Это была Люба Кадашева. Проходя галерейкой и невольно остановясь, чтобы не столкнуться с тучным Милославским, она слышала последние слова Софьи…
VI
Минуты шли за минутами, а Люба все стояла у окна в каком-то оцепенении. Много нежданных, мучительных мыслей пронеслось в голове ее.
Что такое она слышала? Она не могла обмануться в значении слов царевны, хорошо теперь его понимала. Так вот какое дело готовят! Вот какому делу и она помогала! И кто же готовит – царевна! Ее Царь-девица, ее небесный ангел! Царевна, краше которой, добрее которой и чище, она думала, никого нет на свете… Эта царевна берет на себя страшную ложь, обман всенародный, следствием которого, может быть, будут потоки крови… Люба все понимала. Не далее как два дня тому назад, по царевниному же поручению, была она в слободе стрелецкой у Малыгина и плакала перед ним, описывая скорбь царевны, тяжкие обиды, которым подвергается Царь-девица. Сама Софья натолковала ей об обидах этих, и ей ли было не поверить царевне!

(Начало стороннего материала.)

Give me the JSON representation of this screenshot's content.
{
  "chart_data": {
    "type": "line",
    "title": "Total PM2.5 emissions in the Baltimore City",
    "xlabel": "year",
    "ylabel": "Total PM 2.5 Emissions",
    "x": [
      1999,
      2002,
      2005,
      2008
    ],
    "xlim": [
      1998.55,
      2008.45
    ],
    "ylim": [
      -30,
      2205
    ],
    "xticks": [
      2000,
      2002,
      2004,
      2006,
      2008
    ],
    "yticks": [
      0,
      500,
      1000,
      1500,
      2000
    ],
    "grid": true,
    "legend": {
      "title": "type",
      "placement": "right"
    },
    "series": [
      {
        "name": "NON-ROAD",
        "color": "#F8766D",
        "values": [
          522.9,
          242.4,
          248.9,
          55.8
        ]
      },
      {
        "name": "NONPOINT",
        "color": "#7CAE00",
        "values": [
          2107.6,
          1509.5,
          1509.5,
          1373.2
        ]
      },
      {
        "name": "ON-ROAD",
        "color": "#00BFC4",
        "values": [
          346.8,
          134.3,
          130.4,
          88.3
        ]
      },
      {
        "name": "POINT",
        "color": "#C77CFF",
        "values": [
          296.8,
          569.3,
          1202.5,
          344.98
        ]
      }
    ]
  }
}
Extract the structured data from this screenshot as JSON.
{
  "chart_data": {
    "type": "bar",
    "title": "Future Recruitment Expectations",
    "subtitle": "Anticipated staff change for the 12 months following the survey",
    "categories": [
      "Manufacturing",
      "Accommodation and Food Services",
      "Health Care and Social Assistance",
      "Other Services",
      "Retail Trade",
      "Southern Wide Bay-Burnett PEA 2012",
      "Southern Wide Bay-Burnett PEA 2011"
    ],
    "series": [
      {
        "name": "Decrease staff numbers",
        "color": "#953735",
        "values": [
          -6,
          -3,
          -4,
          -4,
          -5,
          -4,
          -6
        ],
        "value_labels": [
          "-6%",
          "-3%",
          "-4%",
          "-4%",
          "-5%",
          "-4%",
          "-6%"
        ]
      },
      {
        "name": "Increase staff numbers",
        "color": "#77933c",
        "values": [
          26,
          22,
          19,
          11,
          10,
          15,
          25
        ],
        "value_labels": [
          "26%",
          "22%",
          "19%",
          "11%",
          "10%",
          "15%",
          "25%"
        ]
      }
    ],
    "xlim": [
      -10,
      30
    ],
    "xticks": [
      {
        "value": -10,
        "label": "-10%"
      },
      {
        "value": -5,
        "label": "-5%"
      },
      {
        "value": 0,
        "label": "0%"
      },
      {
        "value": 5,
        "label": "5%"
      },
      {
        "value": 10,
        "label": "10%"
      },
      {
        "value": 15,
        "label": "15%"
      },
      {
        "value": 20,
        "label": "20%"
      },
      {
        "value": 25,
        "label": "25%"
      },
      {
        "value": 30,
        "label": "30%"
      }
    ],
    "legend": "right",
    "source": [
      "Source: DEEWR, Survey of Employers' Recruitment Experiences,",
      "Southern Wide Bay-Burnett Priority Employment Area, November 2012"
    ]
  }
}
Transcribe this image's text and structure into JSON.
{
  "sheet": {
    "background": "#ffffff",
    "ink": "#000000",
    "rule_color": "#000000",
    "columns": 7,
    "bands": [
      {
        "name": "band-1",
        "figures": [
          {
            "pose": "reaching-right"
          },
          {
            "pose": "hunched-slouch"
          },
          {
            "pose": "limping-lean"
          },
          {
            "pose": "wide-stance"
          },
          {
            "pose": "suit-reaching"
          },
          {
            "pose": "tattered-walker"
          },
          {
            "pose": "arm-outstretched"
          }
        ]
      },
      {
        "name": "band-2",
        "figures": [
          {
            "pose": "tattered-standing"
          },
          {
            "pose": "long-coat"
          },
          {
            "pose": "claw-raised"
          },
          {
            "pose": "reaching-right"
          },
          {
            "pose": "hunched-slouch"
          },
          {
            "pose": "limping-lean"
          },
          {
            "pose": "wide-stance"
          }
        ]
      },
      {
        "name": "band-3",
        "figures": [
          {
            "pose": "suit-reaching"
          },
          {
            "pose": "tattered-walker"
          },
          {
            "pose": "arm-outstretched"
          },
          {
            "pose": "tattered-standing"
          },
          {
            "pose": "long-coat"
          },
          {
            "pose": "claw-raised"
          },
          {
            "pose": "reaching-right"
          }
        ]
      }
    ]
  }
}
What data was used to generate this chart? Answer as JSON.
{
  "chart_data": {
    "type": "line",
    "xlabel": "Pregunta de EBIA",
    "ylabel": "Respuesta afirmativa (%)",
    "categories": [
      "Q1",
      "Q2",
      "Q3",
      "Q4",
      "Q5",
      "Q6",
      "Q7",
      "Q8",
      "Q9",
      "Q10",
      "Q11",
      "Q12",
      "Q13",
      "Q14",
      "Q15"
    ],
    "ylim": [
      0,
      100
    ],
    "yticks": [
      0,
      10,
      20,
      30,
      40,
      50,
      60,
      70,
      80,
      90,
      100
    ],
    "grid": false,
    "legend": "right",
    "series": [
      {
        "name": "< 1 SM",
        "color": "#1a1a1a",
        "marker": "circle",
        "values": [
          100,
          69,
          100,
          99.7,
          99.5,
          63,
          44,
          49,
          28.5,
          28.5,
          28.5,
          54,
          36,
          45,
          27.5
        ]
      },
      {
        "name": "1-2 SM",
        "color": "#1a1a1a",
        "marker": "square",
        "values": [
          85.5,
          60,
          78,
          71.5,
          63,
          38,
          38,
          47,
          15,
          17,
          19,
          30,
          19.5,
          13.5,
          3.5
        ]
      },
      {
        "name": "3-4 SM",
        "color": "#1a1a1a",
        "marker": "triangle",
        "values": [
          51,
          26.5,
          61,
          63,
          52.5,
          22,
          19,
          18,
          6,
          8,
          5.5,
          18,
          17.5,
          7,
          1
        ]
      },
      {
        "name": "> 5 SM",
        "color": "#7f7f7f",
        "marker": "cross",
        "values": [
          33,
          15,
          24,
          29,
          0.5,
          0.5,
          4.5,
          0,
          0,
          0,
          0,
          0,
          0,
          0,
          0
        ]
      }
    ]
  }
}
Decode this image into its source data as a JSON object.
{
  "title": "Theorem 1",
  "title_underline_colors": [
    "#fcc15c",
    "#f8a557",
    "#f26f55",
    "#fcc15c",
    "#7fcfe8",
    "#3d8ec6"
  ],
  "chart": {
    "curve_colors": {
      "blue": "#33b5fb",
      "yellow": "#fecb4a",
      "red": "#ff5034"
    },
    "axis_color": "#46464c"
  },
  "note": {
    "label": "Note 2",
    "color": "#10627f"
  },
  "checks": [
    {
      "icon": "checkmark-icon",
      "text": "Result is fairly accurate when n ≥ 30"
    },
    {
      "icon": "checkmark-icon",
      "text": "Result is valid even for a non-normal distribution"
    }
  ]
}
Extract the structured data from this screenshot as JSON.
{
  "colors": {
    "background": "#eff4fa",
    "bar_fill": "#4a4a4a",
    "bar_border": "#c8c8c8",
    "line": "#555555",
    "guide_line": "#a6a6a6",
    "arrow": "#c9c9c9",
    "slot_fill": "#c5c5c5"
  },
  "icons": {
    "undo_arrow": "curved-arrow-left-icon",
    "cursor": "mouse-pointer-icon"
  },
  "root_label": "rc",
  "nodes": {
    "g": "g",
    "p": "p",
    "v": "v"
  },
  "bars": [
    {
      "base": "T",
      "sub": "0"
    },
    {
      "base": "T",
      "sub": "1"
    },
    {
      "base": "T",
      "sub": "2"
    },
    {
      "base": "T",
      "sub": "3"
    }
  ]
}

До сей минуты она видела в ней безвинную страдалицу, а тут что же?.. Она затевает смуту, хочет поднять народ обманом… Или это правда? Действительно задушили Нарышкины царевича?..
Но в ответ на эту мысль Люба горько усмехнулась и зарыдала.
«Разве бы все было так тихо во дворце и в тереме, если б случилось такое несчастье? Царевна незадолго перед этим была у брата и вернулась оттуда спокойною, да и теперь с Милославским говорила совсем не так, как говорила бы, если бы задушили Ивана… Но ведь этого же быть не может – царевна не способна на такой поступок! Нет, надо узнать, в чем дело!»
Люба почувствовала, что если она останется в этой мучительной неизвестности, то всю ночь не сомкнет глаз ни на минуту. Она чувствовала, что не вынесет того непонятного томления, которое закралось теперь в ее сердце.
Вдруг какая-то решимость блеснула в глазах Любы. Она сделала несколько шагов от окна назад, к царевниной двери, и смело вошла в покои.
Царевна сидела в своей рабочей комнате перед столом; в руках у нее была книга, но она, очевидно, ее не читала. Склонив голову на руки, она глядела, не мигая, в одну точку. Мысли ее были далеко. Но, всё же, услышав как отворяется дверь, она подняла голову и увидела входящую Любу.
– Чего тебе? – рассеянно спросила она.
Люба тихо приблизилась и молча остановилась перед нею.
Царевна взглянула на лицо ее более пристально.
– Что с тобою? Какое лицо у тебя странное, ты на себя не похожа. Что случилось?
Люба упала в ноги Софье и зарыдала.
– Да говори же, говори! – уже испуганно попросила царевна.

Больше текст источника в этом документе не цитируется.